When Debezium blocked, I found ...Consumer buffer is full, pause reading logs on Broker and Consume throughput received... on Debezium connector. Then I have to restart broker to keep Debezium working.

https://github.com/apache/pulsar/blob/ed5d94ccfdf4eba77678454945a2c3719dce2268/pulsar-broker/src/main/java/org/apache/pulsar/broker/service/persistent/PersistentDispatcherSingleActiveConsumer.java#L359 https://github.com/apache/pulsar/blob/ed5d94ccfdf4eba77678454945a2c3719dce2268/pulsar-broker/src/main/java/org/apache/pulsar/broker/service/persistent/PersistentDispatcherSingleActiveConsumer.java#L457 @sijie @codelipenghui Could anyone help me work out this issue?

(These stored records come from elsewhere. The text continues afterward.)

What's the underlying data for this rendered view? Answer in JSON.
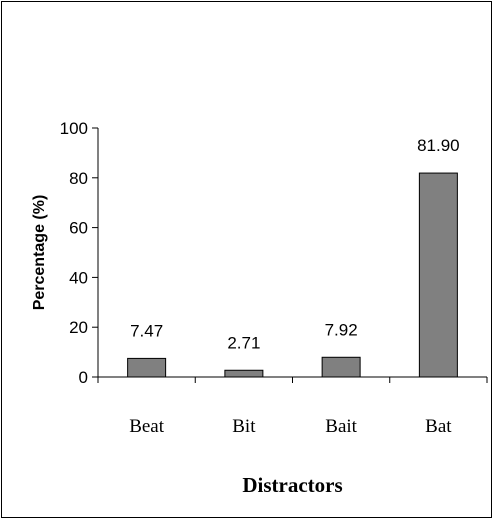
{
  "chart_data": {
    "type": "bar",
    "categories": [
      "Beat",
      "Bit",
      "Bait",
      "Bat"
    ],
    "values": [
      7.47,
      2.71,
      7.92,
      81.9
    ],
    "value_labels": [
      "7.47",
      "2.71",
      "7.92",
      "81.90"
    ],
    "xlabel": "Distractors",
    "ylabel": "Percentage (%)",
    "ylim": [
      0,
      100
    ],
    "yticks": [
      0,
      20,
      40,
      60,
      80,
      100
    ],
    "ytick_labels": [
      "0",
      "20",
      "40",
      "60",
      "80",
      "100"
    ],
    "grid": false,
    "legend": "none",
    "colors": {
      "bar_fill": "#808080",
      "bar_stroke": "#000000",
      "axis": "#000000"
    }
  }
}
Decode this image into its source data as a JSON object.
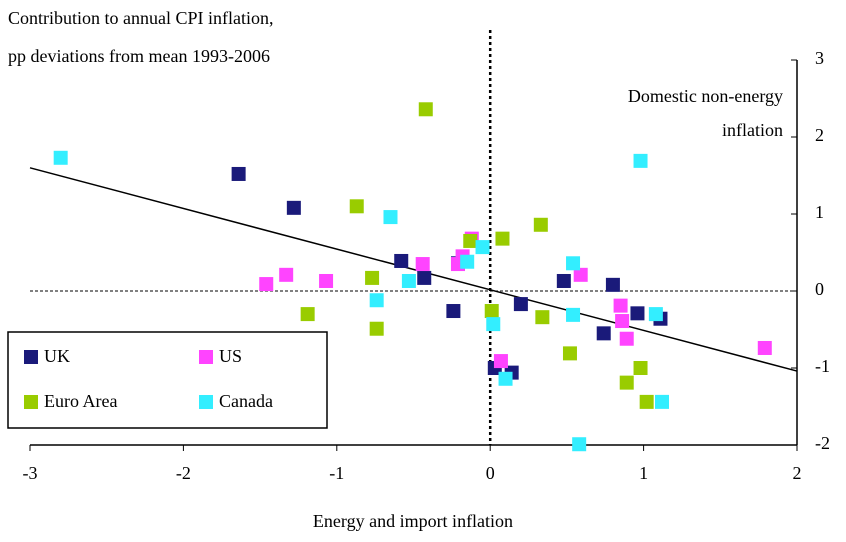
{
  "chart_data": {
    "type": "scatter",
    "title": "Contribution to annual CPI inflation,",
    "subtitle": "pp deviations from mean 1993-2006",
    "annotation": [
      "Domestic non-energy",
      "inflation"
    ],
    "x_label": "Energy and import inflation",
    "xlim": [
      -3,
      2
    ],
    "xticks": [
      -3,
      -2,
      -1,
      0,
      1,
      2
    ],
    "ylim": [
      -2,
      3
    ],
    "yticks": [
      -2,
      -1,
      0,
      1,
      2,
      3
    ],
    "legend": "bottom-left",
    "series": [
      {
        "name": "UK",
        "color": "#1a1a7a",
        "x": [
          -1.64,
          -1.28,
          -0.58,
          -0.43,
          -0.24,
          0.2,
          0.48,
          0.8,
          0.96,
          1.11,
          0.74,
          0.03,
          0.14,
          -0.21
        ],
        "values": [
          1.52,
          1.08,
          0.39,
          0.17,
          -0.26,
          -0.17,
          0.13,
          0.08,
          -0.29,
          -0.36,
          -0.55,
          -1.0,
          -1.06,
          0.36
        ]
      },
      {
        "name": "US",
        "color": "#ff44ff",
        "x": [
          -1.46,
          -1.33,
          -1.07,
          -0.44,
          -0.18,
          -0.12,
          -0.21,
          0.59,
          0.85,
          0.86,
          0.89,
          1.79,
          0.07
        ],
        "values": [
          0.09,
          0.21,
          0.13,
          0.35,
          0.45,
          0.68,
          0.35,
          0.21,
          -0.19,
          -0.39,
          -0.62,
          -0.74,
          -0.91
        ]
      },
      {
        "name": "Euro Area",
        "color": "#99cc00",
        "x": [
          -0.42,
          -0.87,
          -1.19,
          -0.77,
          -0.74,
          -0.13,
          0.08,
          0.33,
          0.34,
          0.52,
          0.01,
          0.89,
          0.98,
          1.02
        ],
        "values": [
          2.36,
          1.1,
          -0.3,
          0.17,
          -0.49,
          0.65,
          0.68,
          0.86,
          -0.34,
          -0.81,
          -0.26,
          -1.19,
          -1.0,
          -1.44
        ]
      },
      {
        "name": "Canada",
        "color": "#33eeff",
        "x": [
          -2.8,
          -0.65,
          -0.74,
          -0.53,
          -0.15,
          -0.05,
          0.02,
          0.1,
          0.54,
          0.54,
          0.98,
          1.08,
          1.12,
          0.58
        ],
        "values": [
          1.73,
          0.96,
          -0.12,
          0.13,
          0.38,
          0.57,
          -0.43,
          -1.14,
          0.36,
          -0.31,
          1.69,
          -0.3,
          -1.44,
          -1.99
        ]
      }
    ],
    "trendline": {
      "x": [
        -3,
        2
      ],
      "y": [
        1.6,
        -1.04
      ]
    }
  }
}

codelipenghui commented 3 years ago

@yufan022 The consumer buffer full means the consumer does not have more space(recieverQueueSize) for the new messages, could you please check the topic stats and internal-stats of the topic that debezium connector used? bin/pulsar-admin topics stats and bin/pulsar-admin topics stats-internal

codelipenghui commented 3 years ago

@yufan022 I will close this issue first. Feel free to reopen it if needed.